When you first consider an online presence, if you run your life like a home-based business and, for example, following a mission plan, you need to begin with some form of self-identification (the Who are you?) If not self -promotion (the What are you about?). Without an email address and even a simple online presence in say, MySpace, Facebook, or LinkedIn, you are not really a part of the Net because you are not an accessible and recognizable netizen; you are, at best, an anonymous "lurker". An online presence like a MySpace or Facebook page has come to rival the importance of a phone number and a physical mailing address. But is an online presence appropriate for everyone? The simple answer is yes. However, you need to approach your published biographical information from a serious point of view. You need to care about the content that is made public because the Net never goals.
Formulate a clear idea of ??who you are, where you are going, and what you want to accomplish and show it in your profile. When you start a business, for example, you typically write a business plan that includes a mission statement, operational plan, and, among other things, a marketing plan. It makes no difference whatever you have a career, a job or building a future foundation. You need to write down your goals and describe possible paths to achieve them. A mission statement outlines WHAT goals you set and oftentimes, WHY you believe you will achieve them. The WHY includes personal core competencies that your "life enterprise" offers a spouse, friends, clients, or the entire Global Village. You define your "line of business" (LOB) as the operational areas critical to and necessary for running your "life enterprise". These areas are a great source of content information. An operational plan describes how the operational parts of your "enterprise engine" will work together. Oftentimes, engines run even with broken parts. Without fuel however, an enterprise engine is just a pile of virtual junk metal, fluid, cable, and rubber. A marketing plan describes HOW you intend to fuel your engine or, in other words, how you will earn a living! Without a marketing plan, there is nothing to power your "business". So, your mission statement provides a general goal in your business or your life. Your operational plan details to you and others the steering directions; how you intend to get where you want to go. LOB areas describe inter-related "parts" of your "engine"; your areas of skill and expertise. Finally, your marketing plan describes the source of the fuel that will make your engine and your life move forward towards whatever mission (s) you choose in your life. Consider your online presence as a reflection of all these components.
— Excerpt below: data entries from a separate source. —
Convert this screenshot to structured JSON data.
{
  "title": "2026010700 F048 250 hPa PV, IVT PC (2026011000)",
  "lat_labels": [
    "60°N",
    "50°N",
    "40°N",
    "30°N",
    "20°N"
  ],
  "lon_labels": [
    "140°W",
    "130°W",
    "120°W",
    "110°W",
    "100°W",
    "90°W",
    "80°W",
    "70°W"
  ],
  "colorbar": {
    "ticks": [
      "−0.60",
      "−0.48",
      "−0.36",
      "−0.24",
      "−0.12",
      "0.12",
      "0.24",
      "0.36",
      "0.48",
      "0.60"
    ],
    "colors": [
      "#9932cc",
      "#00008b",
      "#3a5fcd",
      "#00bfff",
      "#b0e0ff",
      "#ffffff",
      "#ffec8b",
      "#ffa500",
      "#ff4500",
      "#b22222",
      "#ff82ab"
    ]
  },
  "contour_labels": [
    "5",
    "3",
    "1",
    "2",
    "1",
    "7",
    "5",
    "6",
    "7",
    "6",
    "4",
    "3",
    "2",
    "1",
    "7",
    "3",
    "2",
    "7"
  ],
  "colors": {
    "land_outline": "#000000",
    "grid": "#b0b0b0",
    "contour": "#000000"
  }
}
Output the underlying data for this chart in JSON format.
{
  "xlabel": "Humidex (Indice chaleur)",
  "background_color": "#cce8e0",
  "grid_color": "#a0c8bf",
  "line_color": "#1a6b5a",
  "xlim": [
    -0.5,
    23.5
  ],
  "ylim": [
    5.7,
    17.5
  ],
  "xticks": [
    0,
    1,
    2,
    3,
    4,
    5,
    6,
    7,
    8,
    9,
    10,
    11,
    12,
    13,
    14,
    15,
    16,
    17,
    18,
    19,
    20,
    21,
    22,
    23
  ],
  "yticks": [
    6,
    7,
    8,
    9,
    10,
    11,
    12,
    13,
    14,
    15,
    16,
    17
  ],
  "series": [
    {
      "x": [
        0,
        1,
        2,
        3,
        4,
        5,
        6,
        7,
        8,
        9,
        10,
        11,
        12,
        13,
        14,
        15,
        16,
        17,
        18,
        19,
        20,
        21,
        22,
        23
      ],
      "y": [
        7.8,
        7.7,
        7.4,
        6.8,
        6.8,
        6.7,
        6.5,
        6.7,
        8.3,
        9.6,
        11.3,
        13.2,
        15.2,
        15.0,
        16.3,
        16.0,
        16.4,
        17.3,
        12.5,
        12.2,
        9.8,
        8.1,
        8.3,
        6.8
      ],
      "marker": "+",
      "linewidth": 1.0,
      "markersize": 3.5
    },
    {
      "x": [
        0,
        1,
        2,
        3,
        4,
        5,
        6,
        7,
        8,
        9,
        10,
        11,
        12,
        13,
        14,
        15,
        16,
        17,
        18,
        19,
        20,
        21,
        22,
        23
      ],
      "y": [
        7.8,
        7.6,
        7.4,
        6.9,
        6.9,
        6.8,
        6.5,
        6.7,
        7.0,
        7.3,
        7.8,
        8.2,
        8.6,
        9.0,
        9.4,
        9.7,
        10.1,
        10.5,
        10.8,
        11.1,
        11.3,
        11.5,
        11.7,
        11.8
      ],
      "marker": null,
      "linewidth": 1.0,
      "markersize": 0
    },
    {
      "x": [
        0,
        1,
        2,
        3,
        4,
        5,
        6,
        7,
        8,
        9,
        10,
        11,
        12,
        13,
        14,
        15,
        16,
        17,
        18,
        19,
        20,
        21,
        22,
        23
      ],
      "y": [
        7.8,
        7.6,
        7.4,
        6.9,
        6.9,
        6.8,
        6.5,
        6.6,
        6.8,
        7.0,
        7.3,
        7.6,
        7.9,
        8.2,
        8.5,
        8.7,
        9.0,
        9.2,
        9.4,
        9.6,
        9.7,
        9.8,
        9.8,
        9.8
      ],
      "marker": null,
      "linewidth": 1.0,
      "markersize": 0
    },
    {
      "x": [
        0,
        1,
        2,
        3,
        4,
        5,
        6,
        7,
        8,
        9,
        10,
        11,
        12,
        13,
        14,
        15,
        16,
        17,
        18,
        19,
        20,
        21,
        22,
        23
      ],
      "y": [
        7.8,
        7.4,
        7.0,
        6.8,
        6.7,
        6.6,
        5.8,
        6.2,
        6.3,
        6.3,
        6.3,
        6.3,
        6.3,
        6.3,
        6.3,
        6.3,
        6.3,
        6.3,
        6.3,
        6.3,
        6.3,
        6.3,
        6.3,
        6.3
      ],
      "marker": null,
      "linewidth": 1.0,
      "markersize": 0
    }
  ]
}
Everyone can and should identify and promote themselves because they collectively form the major in our Global Village. They formulates opinions and make decisions according to their own goals, their own areas of competency, and personal "action plans". They consume information, services, and products and then they can make a judgment of value and worth. With the advent of Web 2.0, people can easily share their views with others of similar mind. Consider your online presence as furnishing credibility to what you say. If you have specialized in some area or product, let other netizens know it. I remind my clients that "merchants" among us who have no online presence will especially have little professional jurisdiction to their fellow netizens nor be of much service in the long run to themselves. The world, our culture, and even the concepts of time have changed. The Web 2.0 digital culture has empowered the people fortunate enough to communicate through it. It has changed the way we view ourselves, our fellow netizens, and both the real and virtual world as we know it.